Jadi, manusia memang tidak bisa (atau sempat) mengevaluasi terlebih dahulu semua produk yang akan dibelinya. Begitu banyak informasi yang masuk sehingga membuat manusia mengandalkan persepsinya, kemauannya sendiri dan bahkan emosinya sendiri. Bersyukurlah kita karena manusia mengandalkan persepsi untuk membeli! Kalau mereka semua mengandalkan rasio maka hanya segelintir merek di dunia ini yang bisa bertahan.

Merek A bisa bertahan karena mengandalkan sekelompok orang yang memiliki persepsi yang baik terhadap merek A. Demikian sebaliknya, merek B bisa bertahan karena menyasar sekelompok orang lain yang memiliki persepsi yang baik terhadap merek B. Kalau semua orang bisa mengevaluasi dan melihat bahwa merek A memang memiliki kualitas yang lebih baik (dan bahkan harga yang lebih murah), maka semua orang akan memilih merek A.

Karena persepsi yang berbedalah yang membuat setiap orang punya pilihan yang berbeda. Persepsi adalah sesuatu yang dinilai atau dianggap secara subyekif oleh seseorang. Karena subyektivitas inilah yang membuat persepsi manusia bisa salah (dan ternyata kebanyakan juga salah!). Produk yang lebih jelek bisa dipersepsi lebih bagus dibandingkan yang lain.

Lalu apa sebenarnya yang membentuk persepsi? Lingkungan budaya, sosial, politik, ekonomi, demografis sampai gaya hidup bisa membentuk persepsi konsumen. Masyarakat perkotaan mungkin memilih bank yang terlihat megah karena dianggap memiliki aset banyak sehingga tidak akan bangkrut. Sementara masyarakat pedesaan mungkin lebih memilih bank yang bersahaja namun bersahabat.

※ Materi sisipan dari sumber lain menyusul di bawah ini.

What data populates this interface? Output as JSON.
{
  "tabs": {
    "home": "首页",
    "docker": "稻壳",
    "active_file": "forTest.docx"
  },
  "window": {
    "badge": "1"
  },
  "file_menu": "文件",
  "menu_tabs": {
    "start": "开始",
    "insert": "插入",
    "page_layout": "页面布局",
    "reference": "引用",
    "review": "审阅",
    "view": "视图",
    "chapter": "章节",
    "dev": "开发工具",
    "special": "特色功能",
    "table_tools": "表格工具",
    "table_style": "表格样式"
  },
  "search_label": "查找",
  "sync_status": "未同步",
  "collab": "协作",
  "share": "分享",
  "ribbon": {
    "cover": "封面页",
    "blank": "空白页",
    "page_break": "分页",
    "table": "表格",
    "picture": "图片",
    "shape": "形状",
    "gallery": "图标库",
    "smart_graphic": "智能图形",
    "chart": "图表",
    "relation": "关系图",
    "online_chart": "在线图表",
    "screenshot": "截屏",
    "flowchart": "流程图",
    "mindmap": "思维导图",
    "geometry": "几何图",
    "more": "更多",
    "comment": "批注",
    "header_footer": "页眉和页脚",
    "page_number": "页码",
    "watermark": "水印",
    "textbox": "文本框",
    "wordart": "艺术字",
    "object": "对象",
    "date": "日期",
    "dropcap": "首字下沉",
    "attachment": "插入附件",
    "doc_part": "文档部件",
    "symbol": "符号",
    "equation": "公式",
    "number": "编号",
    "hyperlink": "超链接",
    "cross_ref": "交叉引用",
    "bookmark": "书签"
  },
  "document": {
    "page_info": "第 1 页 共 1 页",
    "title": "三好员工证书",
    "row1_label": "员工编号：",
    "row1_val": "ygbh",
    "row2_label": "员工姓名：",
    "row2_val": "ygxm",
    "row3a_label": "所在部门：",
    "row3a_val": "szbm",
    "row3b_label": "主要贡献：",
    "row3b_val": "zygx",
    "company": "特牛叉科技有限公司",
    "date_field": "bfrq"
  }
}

Masyarakat Indonesia yang sebagian besar adalah umat muslim selalu mengaitkan Islam dengan warna hijau. Itulah sebabnya hampir semua produk yang bernuansa Islam biasanya mempergunakan warna hijau. Sementara hijau bisa diartikan orang lain sebagai produk ramah lingkungan.

Orang-orang yang cenderung berhaluan liberal menganggap sensualitas adalah bagian dari hak asasi manusia, sementara orang yang menganut paham konservatif melihatnya sebagai ketidaksenonohan. Ketika saya melakukan survei iklan di enam kota besar di Indonesia, ternyata mayoritas responden yang disurvei menganggap bahwa iklan Lux adalah iklan yang sensual. Padahal kalau saya melakukan observasi ke orang-orang iklan, semuanya mempertanyakan dimanakah letak sensualitasnya, sambil memberi contoh iklan-iklan lain yang lebih banyak memamerkan paha dan bagian sensitif wanita lainnya.

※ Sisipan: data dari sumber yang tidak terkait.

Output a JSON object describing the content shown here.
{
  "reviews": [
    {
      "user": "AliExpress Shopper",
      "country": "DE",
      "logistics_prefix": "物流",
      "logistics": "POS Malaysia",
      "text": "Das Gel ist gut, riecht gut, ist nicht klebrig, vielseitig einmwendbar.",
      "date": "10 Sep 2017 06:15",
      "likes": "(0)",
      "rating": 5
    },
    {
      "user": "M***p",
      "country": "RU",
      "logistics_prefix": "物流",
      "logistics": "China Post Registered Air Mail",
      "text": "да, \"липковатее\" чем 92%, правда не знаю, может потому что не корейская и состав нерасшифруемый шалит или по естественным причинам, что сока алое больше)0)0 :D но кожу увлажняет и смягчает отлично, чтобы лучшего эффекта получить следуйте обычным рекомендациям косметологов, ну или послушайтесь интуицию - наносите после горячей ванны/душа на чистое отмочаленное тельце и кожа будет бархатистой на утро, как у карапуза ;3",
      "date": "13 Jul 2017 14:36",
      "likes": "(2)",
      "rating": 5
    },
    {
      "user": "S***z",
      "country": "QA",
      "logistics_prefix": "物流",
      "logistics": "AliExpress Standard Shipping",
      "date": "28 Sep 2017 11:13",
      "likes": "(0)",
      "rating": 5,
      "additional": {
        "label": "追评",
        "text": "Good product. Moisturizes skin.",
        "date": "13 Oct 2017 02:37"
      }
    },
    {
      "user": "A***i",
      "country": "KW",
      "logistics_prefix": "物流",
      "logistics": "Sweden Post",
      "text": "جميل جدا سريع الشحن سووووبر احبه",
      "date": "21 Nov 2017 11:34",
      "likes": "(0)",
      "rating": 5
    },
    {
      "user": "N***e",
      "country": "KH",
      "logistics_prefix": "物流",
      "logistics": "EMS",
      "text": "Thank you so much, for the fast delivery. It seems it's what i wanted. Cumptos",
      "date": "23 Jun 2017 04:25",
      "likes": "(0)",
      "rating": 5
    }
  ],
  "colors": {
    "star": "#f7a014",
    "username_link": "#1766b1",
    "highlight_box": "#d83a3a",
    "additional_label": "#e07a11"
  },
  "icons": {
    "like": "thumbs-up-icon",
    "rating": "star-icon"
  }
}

Unsur demografis seperti jenis kelamin, usia, pendapatan dan lain-lain bisa mempengaruhi persepsi. Semakin tua misalnya, persepsi kita makin berubah. Dulu ketika masih kanak-kanak, kita menyukai produk dengan aneka warna. Semakin beraneka warna semakin menarik. Ketika dewasa, membeli produk yang terlalu penuh dengan aneka warna kelihatan ”norak”.

Ada orang-orang yang menyukai gaya hidup berpetualang. Mereka menganggap mobil yang baik adalah mobil dengan kapasitas silinder besar dan mampu melewati medan sulit apapun. Sebaliknya orang yang gaya hidupnya family oriented menganggap mobil yang baik adalah mobil yang irit bahan bakar dan memuat banyak penumpang.

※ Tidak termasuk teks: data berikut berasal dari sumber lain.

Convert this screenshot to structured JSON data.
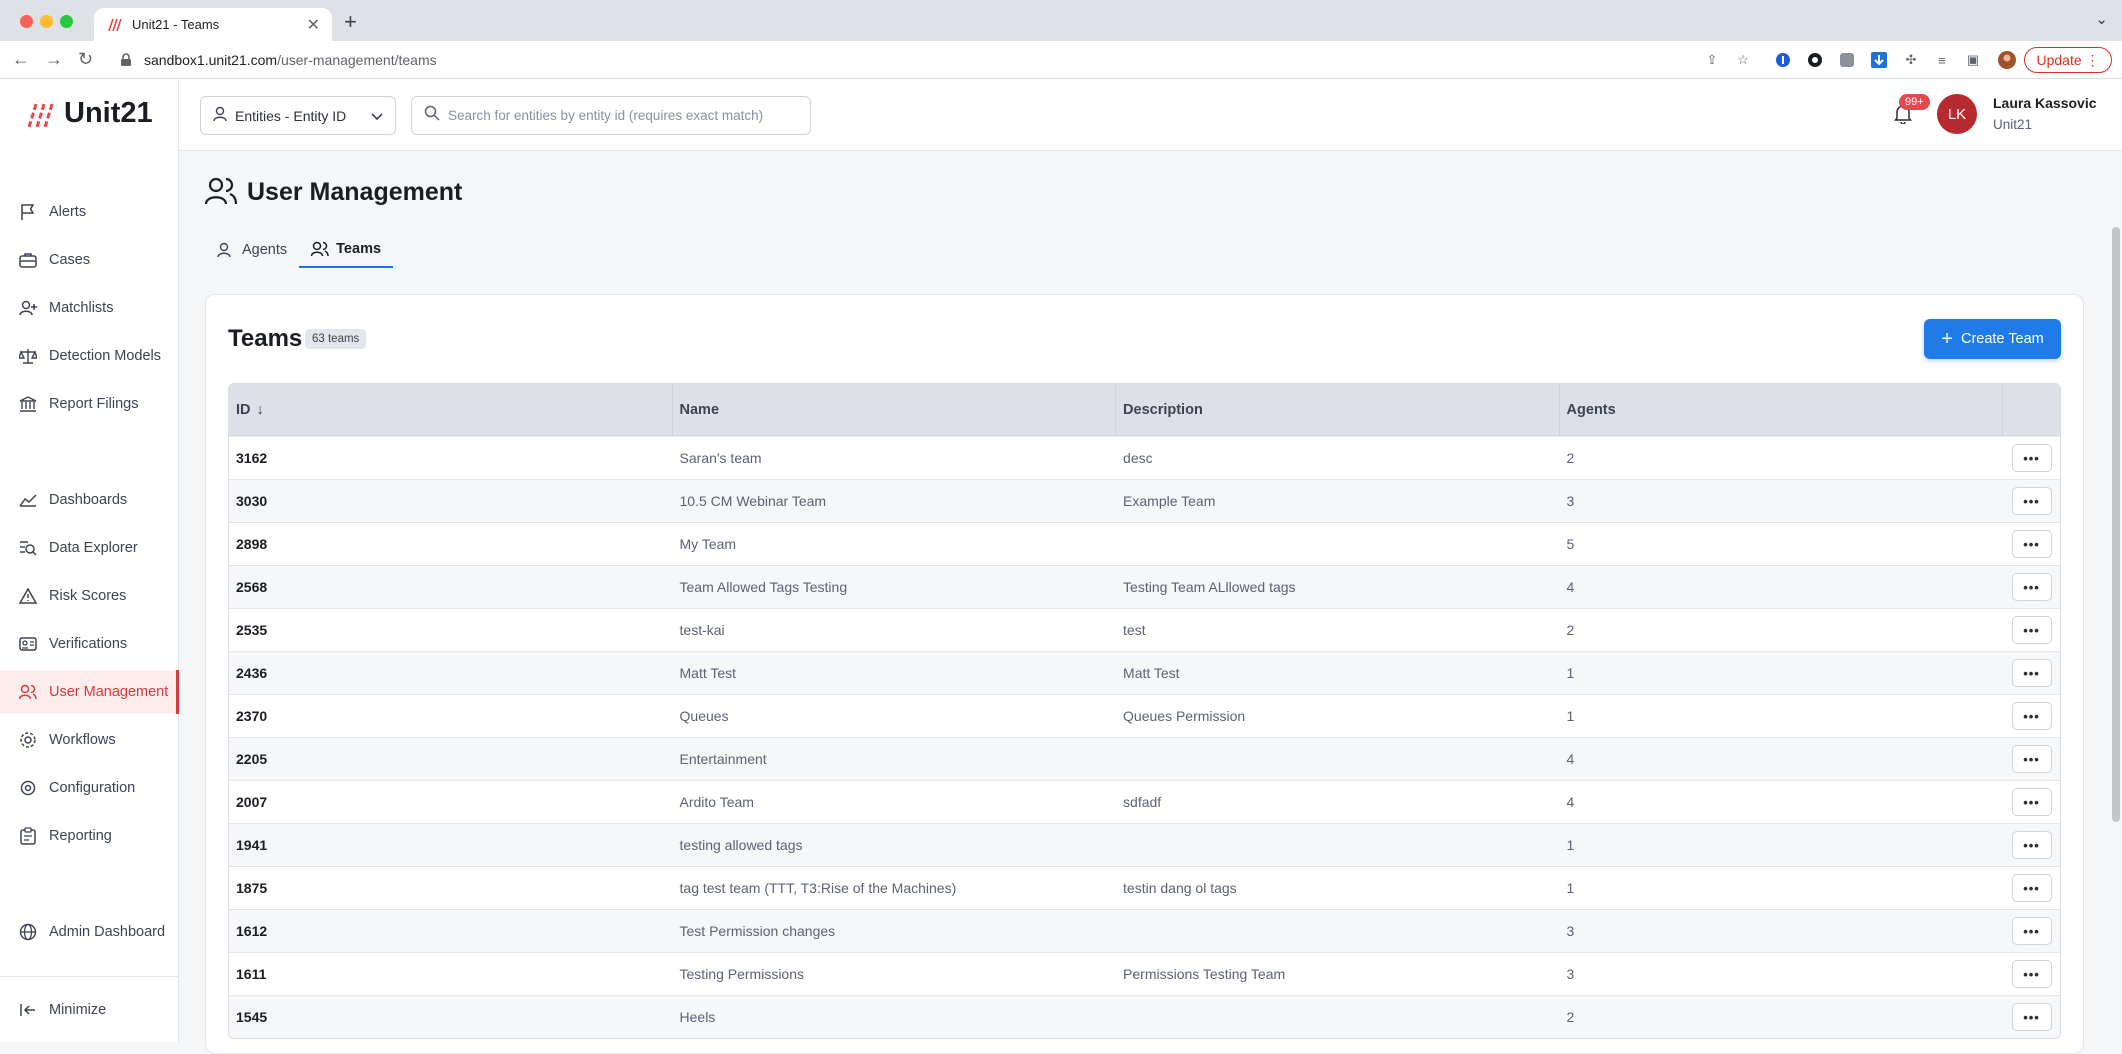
{
  "browser": {
    "tab_title": "Unit21 - Teams",
    "url_host": "sandbox1.unit21.com",
    "url_path": "/user-management/teams",
    "update_label": "Update"
  },
  "sidebar": {
    "logo": "Unit21",
    "items": [
      {
        "label": "Alerts",
        "icon": "flag-icon"
      },
      {
        "label": "Cases",
        "icon": "briefcase-icon"
      },
      {
        "label": "Matchlists",
        "icon": "user-plus-icon"
      },
      {
        "label": "Detection Models",
        "icon": "scale-icon"
      },
      {
        "label": "Report Filings",
        "icon": "bank-icon"
      },
      {
        "label": "Dashboards",
        "icon": "chart-line-icon"
      },
      {
        "label": "Data Explorer",
        "icon": "data-search-icon"
      },
      {
        "label": "Risk Scores",
        "icon": "warning-icon"
      },
      {
        "label": "Verifications",
        "icon": "id-card-icon"
      },
      {
        "label": "User Management",
        "icon": "users-icon"
      },
      {
        "label": "Workflows",
        "icon": "cog-flow-icon"
      },
      {
        "label": "Configuration",
        "icon": "gear-icon"
      },
      {
        "label": "Reporting",
        "icon": "clipboard-icon"
      },
      {
        "label": "Admin Dashboard",
        "icon": "globe-icon"
      }
    ],
    "minimize_label": "Minimize",
    "accent": "#d13c3c"
  },
  "topbar": {
    "entity_select": "Entities - Entity ID",
    "search_placeholder": "Search for entities by entity id (requires exact match)",
    "notifications": "99+",
    "user_initials": "LK",
    "user_name": "Laura Kassovic",
    "user_org": "Unit21"
  },
  "page": {
    "title": "User Management",
    "tabs": [
      {
        "label": "Agents"
      },
      {
        "label": "Teams"
      }
    ],
    "active_tab": "Teams"
  },
  "teams": {
    "title": "Teams",
    "count": "63 teams",
    "create_label": "Create Team",
    "accent": "#1e7be8",
    "columns": [
      "ID",
      "Name",
      "Description",
      "Agents"
    ],
    "rows": [
      {
        "id": "3162",
        "name": "Saran's team",
        "description": "desc",
        "agents": "2"
      },
      {
        "id": "3030",
        "name": "10.5 CM Webinar Team",
        "description": "Example Team",
        "agents": "3"
      },
      {
        "id": "2898",
        "name": "My Team",
        "description": "",
        "agents": "5"
      },
      {
        "id": "2568",
        "name": "Team Allowed Tags Testing",
        "description": "Testing Team ALllowed tags",
        "agents": "4"
      },
      {
        "id": "2535",
        "name": "test-kai",
        "description": "test",
        "agents": "2"
      },
      {
        "id": "2436",
        "name": "Matt Test",
        "description": "Matt Test",
        "agents": "1"
      },
      {
        "id": "2370",
        "name": "Queues",
        "description": "Queues Permission",
        "agents": "1"
      },
      {
        "id": "2205",
        "name": "Entertainment",
        "description": "",
        "agents": "4"
      },
      {
        "id": "2007",
        "name": "Ardito Team",
        "description": "sdfadf",
        "agents": "4"
      },
      {
        "id": "1941",
        "name": "testing allowed tags",
        "description": "",
        "agents": "1"
      },
      {
        "id": "1875",
        "name": "tag test team (TTT, T3:Rise of the Machines)",
        "description": "testin dang ol tags",
        "agents": "1"
      },
      {
        "id": "1612",
        "name": "Test Permission changes",
        "description": "",
        "agents": "3"
      },
      {
        "id": "1611",
        "name": "Testing Permissions",
        "description": "Permissions Testing Team",
        "agents": "3"
      },
      {
        "id": "1545",
        "name": "Heels",
        "description": "",
        "agents": "2"
      }
    ]
  }
}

Itulah sebabnya jika Anda ingin menjadi seorang yang bekerja di dunia marketing, jangan pernah berpikir bahwa konsumen Anda adalah orang yang rasional. Banyak orang yang memiliki produk yang bagus merasa bahwa produknya akan laris. Padahal, meyakinkan orang bahwa produknya lebih bagus dari yang lain adalah pekerjaan yang tidak mudah. Apalagi jika persepsi konsumen sudah lebih kuat pada produk yang lain. Kalau Anda merasa punya kopi yang enak, apakah Anda bisa mengalahkan kopi kapal api, yang memiliki slogan ”jelas lebih enak”? Atau, jika Anda bisa memproduksi mobil yang andal apakah Anda bisa mengalahkan Kijang yang selama puluhan tahun terkenal karena ”bandelnya”?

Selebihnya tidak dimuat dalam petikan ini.